On Wed, Dec 14, 2016 at 09:37:55PM +1300, Chris Packham wrote:

> +     if (continue_current_merge) {
> +             int nargc = 1;
> +             const char *nargv[] = {"commit", NULL};
> +
> +             if (orig_argc != 2)
> +                     usage_msg_opt("--continue expects no arguments",
> +                           builtin_merge_usage, builtin_merge_options);

This message should probably be inside a _() for translation.

I noticed when running it that the output looks funny:

  $ git merge --continue foo
  --continue expects no arguments

  usage: [...]

I was going to suggest adding something like "fatal:" here, but I
actually think it should be the responsibility of usage_msg_opt().
Looking at its other callers, they would all benefit. I posted a
patch:

  
http://public-inbox.org/git/20161214151009.4wdzjb44f6aki...@sigill.intra.peff.net/

I also wondered what it would look like to support "--quiet" on top of
this.  I don't care that much about it in particular, but I just want to
make sure we're not painting ourselves into a corner.

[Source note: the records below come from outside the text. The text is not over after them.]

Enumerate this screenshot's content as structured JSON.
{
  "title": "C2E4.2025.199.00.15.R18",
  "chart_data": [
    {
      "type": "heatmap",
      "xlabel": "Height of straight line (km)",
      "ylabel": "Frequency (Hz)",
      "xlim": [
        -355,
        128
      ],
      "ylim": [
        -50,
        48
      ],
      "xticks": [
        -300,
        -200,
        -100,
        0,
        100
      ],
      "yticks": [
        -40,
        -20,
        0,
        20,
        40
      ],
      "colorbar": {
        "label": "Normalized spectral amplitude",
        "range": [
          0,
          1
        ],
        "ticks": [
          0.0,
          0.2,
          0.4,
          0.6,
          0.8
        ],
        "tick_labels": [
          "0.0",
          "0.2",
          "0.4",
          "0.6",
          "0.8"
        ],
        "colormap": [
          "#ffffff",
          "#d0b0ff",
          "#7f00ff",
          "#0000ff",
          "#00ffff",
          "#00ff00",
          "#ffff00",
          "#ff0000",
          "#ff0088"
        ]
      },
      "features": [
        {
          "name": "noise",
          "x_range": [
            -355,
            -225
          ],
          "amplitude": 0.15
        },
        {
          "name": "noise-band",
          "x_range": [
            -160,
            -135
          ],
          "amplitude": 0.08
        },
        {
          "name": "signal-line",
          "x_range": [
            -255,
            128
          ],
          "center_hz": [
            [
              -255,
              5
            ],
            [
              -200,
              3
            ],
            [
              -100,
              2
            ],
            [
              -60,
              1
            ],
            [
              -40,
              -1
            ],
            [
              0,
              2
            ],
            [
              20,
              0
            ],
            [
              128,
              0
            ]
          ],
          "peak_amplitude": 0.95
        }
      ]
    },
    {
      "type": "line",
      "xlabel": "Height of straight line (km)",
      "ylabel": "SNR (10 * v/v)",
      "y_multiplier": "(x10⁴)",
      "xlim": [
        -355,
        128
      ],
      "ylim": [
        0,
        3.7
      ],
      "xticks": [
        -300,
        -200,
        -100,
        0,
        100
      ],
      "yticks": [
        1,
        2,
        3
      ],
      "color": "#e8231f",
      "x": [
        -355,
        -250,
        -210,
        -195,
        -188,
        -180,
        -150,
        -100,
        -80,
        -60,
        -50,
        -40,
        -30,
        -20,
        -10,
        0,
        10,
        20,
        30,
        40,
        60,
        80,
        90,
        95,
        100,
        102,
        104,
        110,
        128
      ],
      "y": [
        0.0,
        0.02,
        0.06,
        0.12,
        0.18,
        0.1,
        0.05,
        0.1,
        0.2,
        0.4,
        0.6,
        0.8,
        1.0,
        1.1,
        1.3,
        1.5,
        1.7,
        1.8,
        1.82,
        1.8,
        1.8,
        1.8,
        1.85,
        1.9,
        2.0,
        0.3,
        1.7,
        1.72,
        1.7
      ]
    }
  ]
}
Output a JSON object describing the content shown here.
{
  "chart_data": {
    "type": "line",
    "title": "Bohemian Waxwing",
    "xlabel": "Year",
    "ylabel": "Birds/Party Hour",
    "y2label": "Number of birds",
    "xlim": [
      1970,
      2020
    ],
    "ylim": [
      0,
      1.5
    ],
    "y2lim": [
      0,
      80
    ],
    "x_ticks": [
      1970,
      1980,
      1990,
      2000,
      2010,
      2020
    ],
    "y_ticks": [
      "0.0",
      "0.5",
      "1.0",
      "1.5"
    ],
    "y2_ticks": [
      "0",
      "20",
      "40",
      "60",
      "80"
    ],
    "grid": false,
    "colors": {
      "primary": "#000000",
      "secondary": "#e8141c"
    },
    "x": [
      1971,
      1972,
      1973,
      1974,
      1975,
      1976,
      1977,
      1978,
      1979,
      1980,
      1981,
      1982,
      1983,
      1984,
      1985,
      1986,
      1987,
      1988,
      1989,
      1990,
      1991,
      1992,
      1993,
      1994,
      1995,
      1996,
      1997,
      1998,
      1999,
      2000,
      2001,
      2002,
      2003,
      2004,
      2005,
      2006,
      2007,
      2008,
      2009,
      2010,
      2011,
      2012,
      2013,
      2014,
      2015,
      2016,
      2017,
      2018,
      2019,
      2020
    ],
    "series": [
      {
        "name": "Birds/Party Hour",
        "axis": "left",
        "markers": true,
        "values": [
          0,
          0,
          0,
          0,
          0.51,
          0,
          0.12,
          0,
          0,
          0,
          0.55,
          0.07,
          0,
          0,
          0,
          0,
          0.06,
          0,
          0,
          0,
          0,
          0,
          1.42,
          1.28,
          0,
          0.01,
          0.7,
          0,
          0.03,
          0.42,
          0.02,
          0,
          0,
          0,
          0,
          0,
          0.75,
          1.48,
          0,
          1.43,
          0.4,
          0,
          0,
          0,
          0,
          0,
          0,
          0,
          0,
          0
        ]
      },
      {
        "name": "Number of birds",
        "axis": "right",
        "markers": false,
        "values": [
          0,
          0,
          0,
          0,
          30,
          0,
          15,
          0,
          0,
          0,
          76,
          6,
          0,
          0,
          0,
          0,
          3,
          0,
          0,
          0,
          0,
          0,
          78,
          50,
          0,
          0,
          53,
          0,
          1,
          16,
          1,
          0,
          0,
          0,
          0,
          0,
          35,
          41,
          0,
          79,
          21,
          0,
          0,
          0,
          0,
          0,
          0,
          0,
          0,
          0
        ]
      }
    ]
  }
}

Here's what I came up with;

diff --git a/builtin/merge.c b/builtin/merge.c
index 668aaffb8..b13523ce9 100644
--- a/builtin/merge.c
+++ b/builtin/merge.c
@@ -1160,10 +1160,16 @@ int cmd_merge(int argc, const char **argv, const char 
*prefix)
                show_progress = 0;
 
        if (abort_current_merge) {
-               int nargc = 2;
-               const char *nargv[] = {"reset", "--merge", NULL};
+               int acceptable_arguments = 2; /* argv[0] plus --abort */
+               struct argv_array nargv = ARGV_ARRAY_INIT;
 
-               if (orig_argc != 2)
+               argv_array_pushl(&nargv, "reset", "--merge", NULL);
+               if (verbosity < 0) {
+                       acceptable_arguments++;
+                       argv_array_push(&nargv, "--quiet");
+               }
+
+               if (orig_argc != acceptable_arguments)
                        usage_msg_opt("--abort expects no arguments",
                              builtin_merge_usage, builtin_merge_options);
 
@@ -1171,15 +1177,22 @@ int cmd_merge(int argc, const char **argv, const char 
*prefix)
                        die(_("There is no merge to abort (MERGE_HEAD 
missing)."));
 
                /* Invoke 'git reset --merge' */
-               ret = cmd_reset(nargc, nargv, prefix);
+               ret = cmd_reset(nargv.argc, nargv.argv, prefix);
+               argv_array_clear(&nargv);
                goto done;
        }
 
        if (continue_current_merge) {
-               int nargc = 1;
-               const char *nargv[] = {"commit", NULL};
+               int acceptable_arguments = 2; /* argv[0] plus --abort */
+               struct argv_array nargv = ARGV_ARRAY_INIT;
+
+               argv_array_push(&nargv, "commit");
+               if (verbosity < 0) {
+                       acceptable_arguments++;
+                       argv_array_push(&nargv, "--quiet");
+               }
 
-               if (orig_argc != 2)
+               if (orig_argc != acceptable_arguments)
                        usage_msg_opt("--continue expects no arguments",
                              builtin_merge_usage, builtin_merge_options);
 
@@ -1187,7 +1200,8 @@ int cmd_merge(int argc, const char **argv, const char 
*prefix)
                        die(_("There is no merge in progress (MERGE_HEAD 
missing)."));
 
                /* Invoke 'git commit' */
-               ret = cmd_commit(nargc, nargv, prefix);
+               ret = cmd_commit(nargv.argc, nargv.argv, prefix);
+               argv_array_clear(&nargv);
                goto done;
        }
 

So not too bad (and you could probably refactor it to avoid some of the
duplication). Though it does get some obscure cases wrong, like:

  git merge --continue --verbose --quiet

I dunno. Maybe I am leading you down a rabbit hole, and we should just
live with silently ignoring useless options. I looked at what
cherry-pick does for this case, and its verify_opt_compatible is
somewhat scary from a maintenance standpoint. It's a whitelist, not a
blacklist, so it's easy to forget options (and it looks like "git
cherry-pick --abort -Sfoo" is missed, for example).